October 28, 2014
While specific requirements must be adhered with respect to consumer warranties, warranty issues arise in any sale and purchase of goods transaction. The scope of the duties and obligations to the customer with respect to service and support is generally defined by warranties provided in connection with the original sale of the product. Since repairs covered by product warranties are essentially part of the purchase price, and cannot be charged for separately, manufacturers and distributors must carefully craft warranty provisions in the sale agreement. For general discussion, see Sale of Goods (§§ 120:22 et seq.).
The seller of the product, be it the original manufacturer or one of the distributors, should develop standard terms for the warranties relating to the product. See Master Form at § 88:49. When drafting warranties, consideration must be given to the impact of the Uniform Commercial Code (§ 88:41) (“UCC”), as well as the Magnuson-Moss Warranty Act (§ 88:42) in the case of consumer goods. From the perspective of the party responsible for complying with the warranties, a well-drafted clause will cover the following issues:
- A specific statement of any express warranties relating to the performance and quality of the product, coupled with an appropriate disclaimer of any other express warranties;
- A conspicuous disclaimer of any implied warranties of merchantability and fitness for a particular purpose;
- A concise specification of the period during which any warranties would be applicable (e.g., 90 days from the date of sale);
- A description of the purchaser’s remedies for any breach of warranty, which should be exclusive and in lieu of any remedies available under the default provisions of the UCC.
While manufacturers and distributors will customarily disclaim any implied warranty of merchantability, the express warranties provided with the product will usually incorporate a number of the indicators of merchantability recognized in the UCC. Thus, for example, the warranties will often confirm that the product will:
- Pass without objection in the trade under the contract description;
- Be of fair or average quality within the description in the case of fungible goods (for example, grain);
- Be fit for the ordinary purposes for which such goods are used, although not necessarily the specific purposes of the customer;
- Run, within the agreement’s permitted variations, of even kind, quality, and quantity;
- Be adequately contained, packaged, and labeled; and
- Conform to the promises or affirmations of fact made on the container or label, if any.

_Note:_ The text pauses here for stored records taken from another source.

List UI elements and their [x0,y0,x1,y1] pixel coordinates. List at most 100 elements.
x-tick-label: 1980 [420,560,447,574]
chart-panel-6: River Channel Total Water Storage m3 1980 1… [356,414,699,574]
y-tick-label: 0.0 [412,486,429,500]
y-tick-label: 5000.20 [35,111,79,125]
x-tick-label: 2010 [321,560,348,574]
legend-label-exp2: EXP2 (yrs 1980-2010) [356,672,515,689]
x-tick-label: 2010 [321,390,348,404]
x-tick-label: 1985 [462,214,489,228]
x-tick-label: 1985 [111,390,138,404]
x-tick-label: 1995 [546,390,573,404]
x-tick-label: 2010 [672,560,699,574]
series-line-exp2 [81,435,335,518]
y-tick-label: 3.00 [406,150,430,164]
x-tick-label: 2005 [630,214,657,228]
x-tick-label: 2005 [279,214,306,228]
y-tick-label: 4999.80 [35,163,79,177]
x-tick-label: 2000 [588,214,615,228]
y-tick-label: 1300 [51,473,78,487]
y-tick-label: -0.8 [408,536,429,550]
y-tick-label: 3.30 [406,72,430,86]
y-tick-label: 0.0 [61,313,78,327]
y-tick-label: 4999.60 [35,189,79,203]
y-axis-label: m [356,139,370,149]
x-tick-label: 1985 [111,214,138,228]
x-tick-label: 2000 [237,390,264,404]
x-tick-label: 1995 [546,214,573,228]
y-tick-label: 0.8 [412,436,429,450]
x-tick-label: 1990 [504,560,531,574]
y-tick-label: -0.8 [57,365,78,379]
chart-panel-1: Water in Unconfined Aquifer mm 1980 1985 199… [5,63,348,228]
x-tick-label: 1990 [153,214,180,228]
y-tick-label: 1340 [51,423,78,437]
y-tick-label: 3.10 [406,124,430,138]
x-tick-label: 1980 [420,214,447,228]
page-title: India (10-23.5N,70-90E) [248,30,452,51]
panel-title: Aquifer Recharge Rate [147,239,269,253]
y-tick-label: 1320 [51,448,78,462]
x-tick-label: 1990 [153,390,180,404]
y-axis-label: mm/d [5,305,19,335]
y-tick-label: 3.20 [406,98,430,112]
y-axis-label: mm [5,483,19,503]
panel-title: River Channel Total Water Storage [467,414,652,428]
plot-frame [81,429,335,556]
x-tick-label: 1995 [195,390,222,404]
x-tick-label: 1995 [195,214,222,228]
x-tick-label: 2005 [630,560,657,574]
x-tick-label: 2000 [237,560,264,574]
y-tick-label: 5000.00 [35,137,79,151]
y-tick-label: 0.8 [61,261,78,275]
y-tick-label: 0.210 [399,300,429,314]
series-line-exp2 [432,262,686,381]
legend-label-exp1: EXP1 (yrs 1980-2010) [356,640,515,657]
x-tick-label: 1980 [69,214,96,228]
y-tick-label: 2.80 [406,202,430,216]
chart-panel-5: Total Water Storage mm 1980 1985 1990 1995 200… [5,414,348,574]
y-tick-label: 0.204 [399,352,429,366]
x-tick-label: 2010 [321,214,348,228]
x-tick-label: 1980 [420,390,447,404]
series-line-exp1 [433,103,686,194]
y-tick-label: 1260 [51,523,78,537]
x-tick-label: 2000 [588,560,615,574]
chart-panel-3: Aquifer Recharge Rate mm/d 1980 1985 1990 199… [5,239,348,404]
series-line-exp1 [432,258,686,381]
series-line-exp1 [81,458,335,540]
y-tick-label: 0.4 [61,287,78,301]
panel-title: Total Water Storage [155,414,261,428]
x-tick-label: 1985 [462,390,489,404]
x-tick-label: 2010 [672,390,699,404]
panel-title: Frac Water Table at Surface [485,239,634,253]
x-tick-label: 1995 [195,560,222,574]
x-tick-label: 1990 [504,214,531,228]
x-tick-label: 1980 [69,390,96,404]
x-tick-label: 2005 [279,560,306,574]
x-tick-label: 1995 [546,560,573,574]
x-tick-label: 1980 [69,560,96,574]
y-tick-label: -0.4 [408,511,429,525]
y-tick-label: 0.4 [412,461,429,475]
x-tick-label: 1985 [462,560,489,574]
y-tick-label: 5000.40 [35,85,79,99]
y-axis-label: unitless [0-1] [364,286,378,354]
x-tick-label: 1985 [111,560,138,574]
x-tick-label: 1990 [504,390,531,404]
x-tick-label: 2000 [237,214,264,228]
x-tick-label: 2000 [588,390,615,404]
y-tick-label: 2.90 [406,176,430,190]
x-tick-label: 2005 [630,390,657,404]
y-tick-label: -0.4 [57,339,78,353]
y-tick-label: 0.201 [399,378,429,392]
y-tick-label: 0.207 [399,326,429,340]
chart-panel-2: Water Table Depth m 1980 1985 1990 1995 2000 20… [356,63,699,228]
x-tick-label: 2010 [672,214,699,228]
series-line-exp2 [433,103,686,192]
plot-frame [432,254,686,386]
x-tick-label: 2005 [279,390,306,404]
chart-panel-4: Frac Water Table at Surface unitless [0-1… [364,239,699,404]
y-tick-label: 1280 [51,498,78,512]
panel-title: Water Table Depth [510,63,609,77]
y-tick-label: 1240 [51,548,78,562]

Express warranties (§ 88:40) can appear in a number of places, and marketing and sales personnel should be warned about the legal effect of statements made during negotiations with customers. In order to ensure that the warranty policies of the company are clear it is recommended that a single comprehensive statement of product warranties be created and conspicuously posted on the company website. See specialty form at § 88:115.50. Invoices for products sold by the company should either replicate the statement of product warranties precisely in its entirety, or clearly cross-reference to the website and incorporate the posted policy by reference.
Companies should also develop internal procedures for administration of warranty policies (§§ 88:22 et seq.). This may include, among other things, a requirement that customers complete and return a warranty information form as a condition to effectiveness of the warranty coverage. See specialty form at § 88:115.